The first 2020 Presidential debate between President Trump of the Republican Party and former Vice President Joe Biden of the Democratic Party took place on Tuesday, Sept. 29th.
The debate did not accomplish much.
Likely, those who planned to vote for Trump walked away from the debate still planning on voting for Trump. The same goes for those supporting Joe Biden. Everyone in between was left still in between.
Typically, the purpose of a debate is to inform the American people about those running for president. It should reinforce what the American people already know about their policy. Perhaps, the debate provides them with a little new information and puts the positions of the participants in a different light. Unfortunately, this debate hardly got into substantial policy.
Instead, each candidate had a main theme that they emphasized. Both were ad hominem attacks, which attacks the character of the opponent, not their policies.
Trump’s attacks were more directed toward Biden’s career. According to the transcript, Trump mentioned five times that he has done more in 47 months than Biden has done in 47 years. His point being that if Biden wanted to accomplish a number of the policies he has put forth, then he could have done so in the last 47 years. However, Trump did get more personal when he brought up Joe Biden’s son, Hunter Biden.
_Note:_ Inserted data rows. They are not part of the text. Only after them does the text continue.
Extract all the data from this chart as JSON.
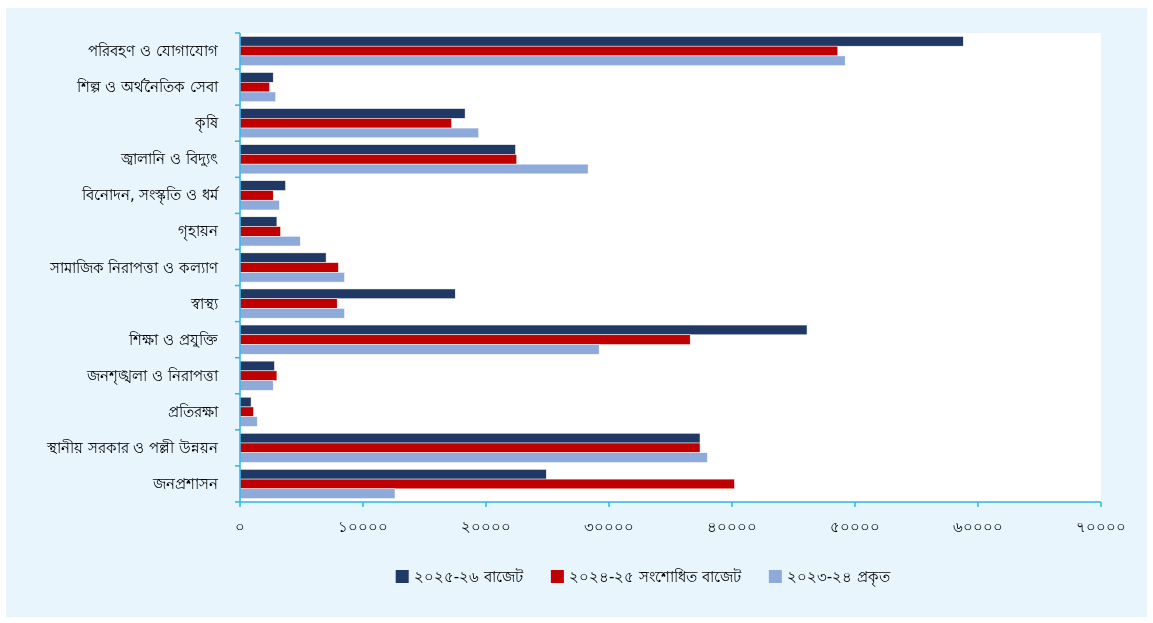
{
  "chart_data": {
    "type": "bar",
    "orientation": "horizontal",
    "categories": [
      "পরিবহণ ও যোগাযোগ",
      "শিল্প ও অর্থনৈতিক সেবা",
      "কৃষি",
      "জ্বালানি ও বিদ্যুৎ",
      "বিনোদন, সংস্কৃতি ও ধর্ম",
      "গৃহায়ন",
      "সামাজিক নিরাপত্তা ও কল্যাণ",
      "স্বাস্থ্য",
      "শিক্ষা ও প্রযুক্তি",
      "জনশৃঙ্খলা ও নিরাপত্তা",
      "প্রতিরক্ষা",
      "স্থানীয় সরকার ও পল্লী উন্নয়ন",
      "জনপ্রশাসন"
    ],
    "series": [
      {
        "name": "২০২৫-২৬ বাজেট",
        "color": "#1f3864",
        "values": [
          58800,
          2700,
          18300,
          22400,
          3700,
          3000,
          7000,
          17500,
          46100,
          2800,
          900,
          37400,
          24900
        ]
      },
      {
        "name": "২০২৪-২৫ সংশোধিত বাজেট",
        "color": "#c00000",
        "values": [
          48600,
          2400,
          17200,
          22500,
          2700,
          3300,
          8000,
          7900,
          36600,
          3000,
          1100,
          37400,
          40200
        ]
      },
      {
        "name": "২০২৩-২৪ প্রকৃত",
        "color": "#8eaadb",
        "values": [
          49200,
          2900,
          19400,
          28300,
          3200,
          4900,
          8500,
          8500,
          29200,
          2700,
          1400,
          38000,
          12600
        ]
      }
    ],
    "xlim": [
      0,
      70000
    ],
    "xticks": [
      {
        "value": 0,
        "label": "০"
      },
      {
        "value": 10000,
        "label": "১০০০০"
      },
      {
        "value": 20000,
        "label": "২০০০০"
      },
      {
        "value": 30000,
        "label": "৩০০০০"
      },
      {
        "value": 40000,
        "label": "৪০০০০"
      },
      {
        "value": 50000,
        "label": "৫০০০০"
      },
      {
        "value": 60000,
        "label": "৬০০০০"
      },
      {
        "value": 70000,
        "label": "৭০০০০"
      }
    ],
    "legend": "bottom"
  }
}
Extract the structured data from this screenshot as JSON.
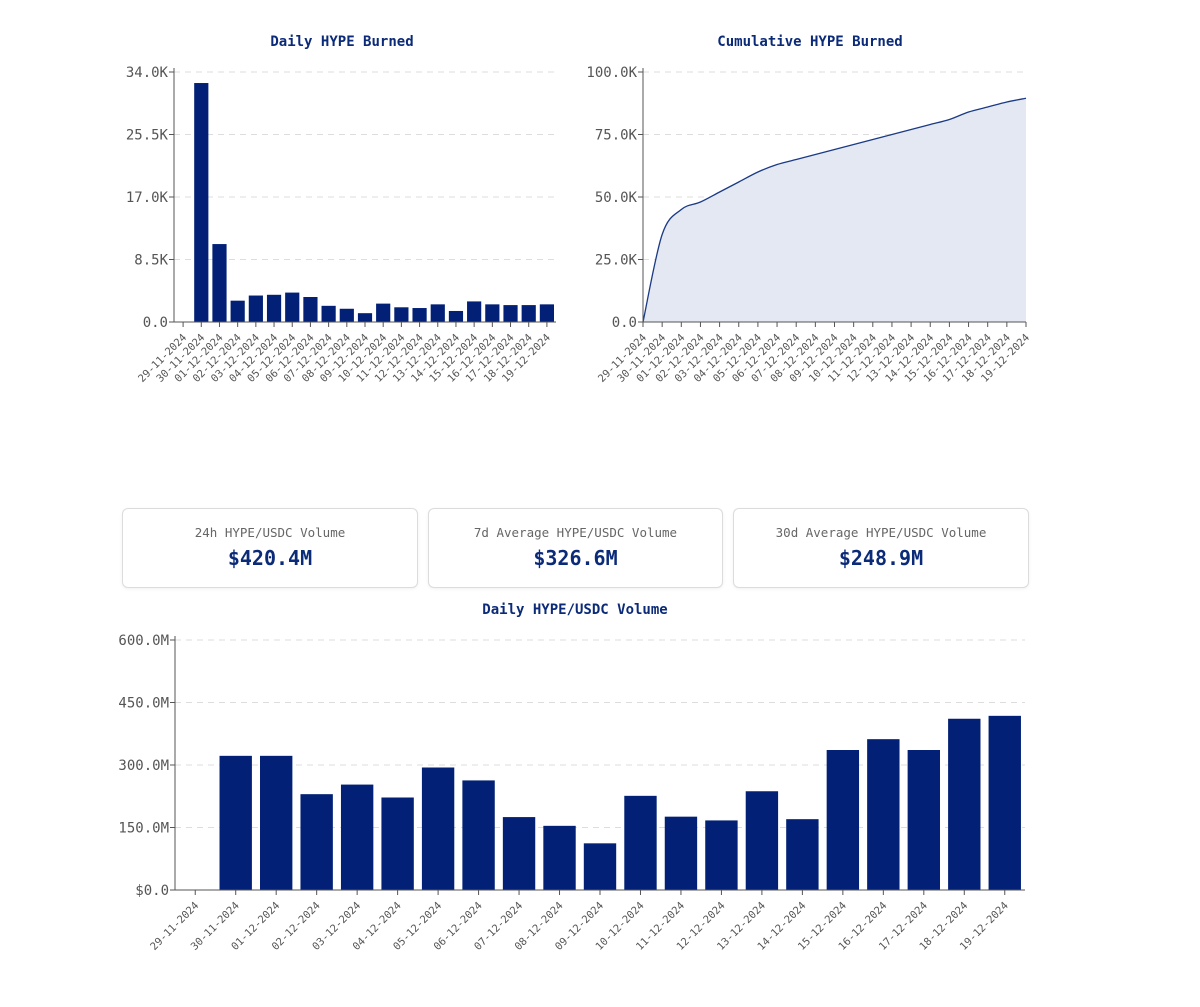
{
  "colors": {
    "bar": "#022176",
    "line": "#1a3a85",
    "area": "#e3e8f2",
    "grid": "#dddddd",
    "axis": "#555555",
    "title": "#0b2a78"
  },
  "stats": [
    {
      "label": "24h HYPE/USDC Volume",
      "value": "$420.4M"
    },
    {
      "label": "7d Average HYPE/USDC Volume",
      "value": "$326.6M"
    },
    {
      "label": "30d Average HYPE/USDC Volume",
      "value": "$248.9M"
    }
  ],
  "chart_data": [
    {
      "id": "daily-burn",
      "type": "bar",
      "title": "Daily HYPE Burned",
      "categories": [
        "29-11-2024",
        "30-11-2024",
        "01-12-2024",
        "02-12-2024",
        "03-12-2024",
        "04-12-2024",
        "05-12-2024",
        "06-12-2024",
        "07-12-2024",
        "08-12-2024",
        "09-12-2024",
        "10-12-2024",
        "11-12-2024",
        "12-12-2024",
        "13-12-2024",
        "14-12-2024",
        "15-12-2024",
        "16-12-2024",
        "17-12-2024",
        "18-12-2024",
        "19-12-2024"
      ],
      "values": [
        0,
        32500,
        10600,
        2900,
        3600,
        3700,
        4000,
        3400,
        2200,
        1800,
        1200,
        2500,
        2000,
        1900,
        2400,
        1500,
        2800,
        2400,
        2300,
        2300,
        2400
      ],
      "ylim": [
        0,
        34000
      ],
      "yticks": [
        0,
        8500,
        17000,
        25500,
        34000
      ],
      "ytick_labels": [
        "0.0",
        "8.5K",
        "17.0K",
        "25.5K",
        "34.0K"
      ],
      "grid": true
    },
    {
      "id": "cumulative-burn",
      "type": "area",
      "title": "Cumulative HYPE Burned",
      "categories": [
        "29-11-2024",
        "30-11-2024",
        "01-12-2024",
        "02-12-2024",
        "03-12-2024",
        "04-12-2024",
        "05-12-2024",
        "06-12-2024",
        "07-12-2024",
        "08-12-2024",
        "09-12-2024",
        "10-12-2024",
        "11-12-2024",
        "12-12-2024",
        "13-12-2024",
        "14-12-2024",
        "15-12-2024",
        "16-12-2024",
        "17-12-2024",
        "18-12-2024",
        "19-12-2024"
      ],
      "values": [
        0,
        35000,
        45000,
        48000,
        52000,
        56000,
        60000,
        63000,
        65000,
        67000,
        69000,
        71000,
        73000,
        75000,
        77000,
        79000,
        81000,
        84000,
        86000,
        88000,
        89500
      ],
      "ylim": [
        0,
        100000
      ],
      "yticks": [
        0,
        25000,
        50000,
        75000,
        100000
      ],
      "ytick_labels": [
        "0.0",
        "25.0K",
        "50.0K",
        "75.0K",
        "100.0K"
      ],
      "grid": true
    },
    {
      "id": "daily-volume",
      "type": "bar",
      "title": "Daily HYPE/USDC Volume",
      "categories": [
        "29-11-2024",
        "30-11-2024",
        "01-12-2024",
        "02-12-2024",
        "03-12-2024",
        "04-12-2024",
        "05-12-2024",
        "06-12-2024",
        "07-12-2024",
        "08-12-2024",
        "09-12-2024",
        "10-12-2024",
        "11-12-2024",
        "12-12-2024",
        "13-12-2024",
        "14-12-2024",
        "15-12-2024",
        "16-12-2024",
        "17-12-2024",
        "18-12-2024",
        "19-12-2024"
      ],
      "values": [
        0,
        322,
        322,
        230,
        253,
        222,
        294,
        263,
        175,
        154,
        112,
        226,
        176,
        167,
        237,
        170,
        336,
        362,
        336,
        411,
        418
      ],
      "unit": "M USD",
      "ylim": [
        0,
        600
      ],
      "yticks": [
        0,
        150,
        300,
        450,
        600
      ],
      "ytick_labels": [
        "$0.0",
        "150.0M",
        "300.0M",
        "450.0M",
        "600.0M"
      ],
      "grid": true
    }
  ]
}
Trump asked how Hunter made tens of millions of dollars from a Ukrainian gas company called Burisma and mentioned how Hunter was dishonorably discharged from the military due to cocaine usage.
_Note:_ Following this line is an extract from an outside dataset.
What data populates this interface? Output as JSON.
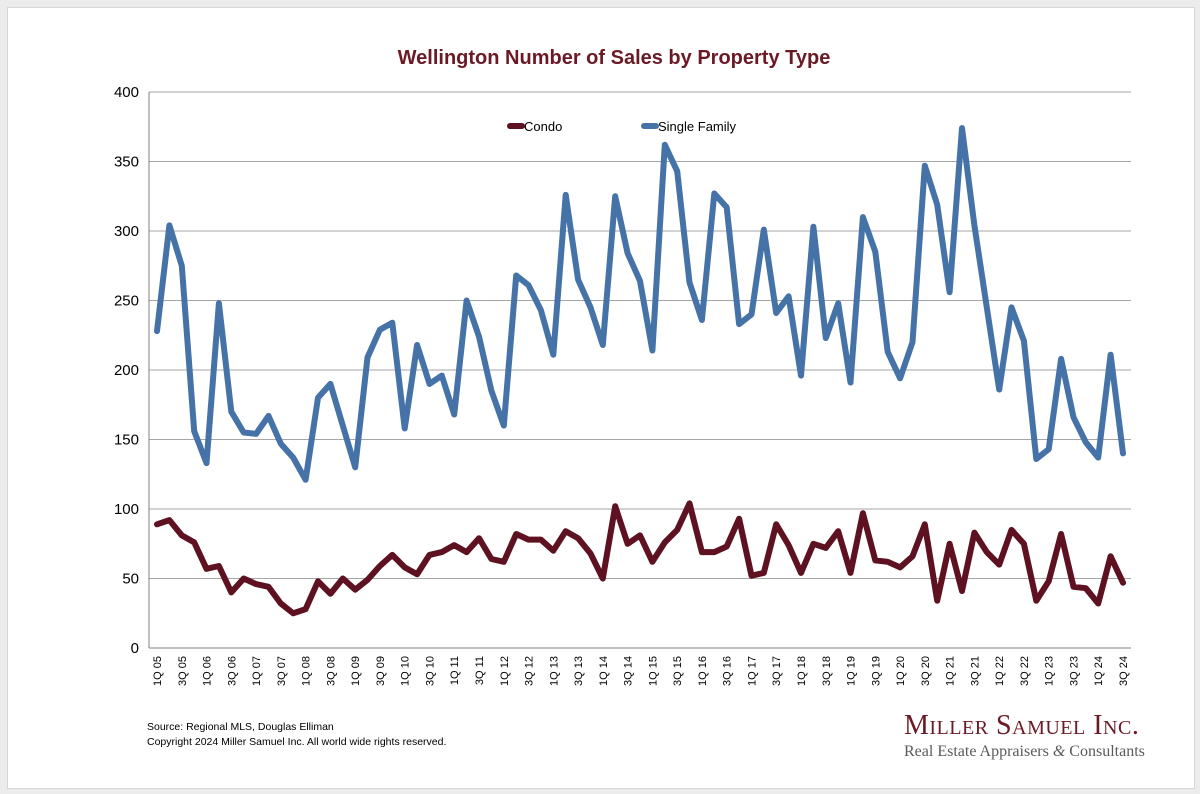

Biden’s personal attacks can be characterized by the number of times he called Trump a “clown” (2 times), “racist” (2 times), and “liar” (1 time). Biden also attacked Trump’s career from multiple angles. He criticized his handling of the coronavirus, his attempt to repeal the Affordable Care Act (Obamacare), and Trump’s corporate tax policy of 21% when Biden thinks it should be 28%, to name a few.
I’ll show my cards here, I am a Trump supporter. I voted for him in 2016 and I already voted for him in this presidential election. However, that does not mean I support everything about his personhood. When choosing who I vote for, I focus on their policy. So, I did not vote for Trump because of his personality (I was not a fan of his constant interruption during the debate), I voted for him because of his policy. One of my favorite conservative political commentators Allie Beth Stuckey said,
“These debates don’t mean much because voting for Biden or Trump is voting for WAY more than Biden or Trump. You are voting for an administration, for policies, for judges, and justices, for a worldview – none of which are well reflected in debates. The fact is, I believe the leftist ideology, as we’re seeing play out in major Dem cities, is a destructive one. I believe it leads to suffering, to resentment, to poverty, and to lack of security and safety. I don’t have to like Trump’s personality or debating tactics to be confident in this.”
- The 2020 Presidential debate accomplished very little in helping questioning voters decide who they would vote for.
- The reason for this is that the debate focused more on ad hominem attacks rather than policy.
- When you vote, you are voting for more than a person, you are voting for policies.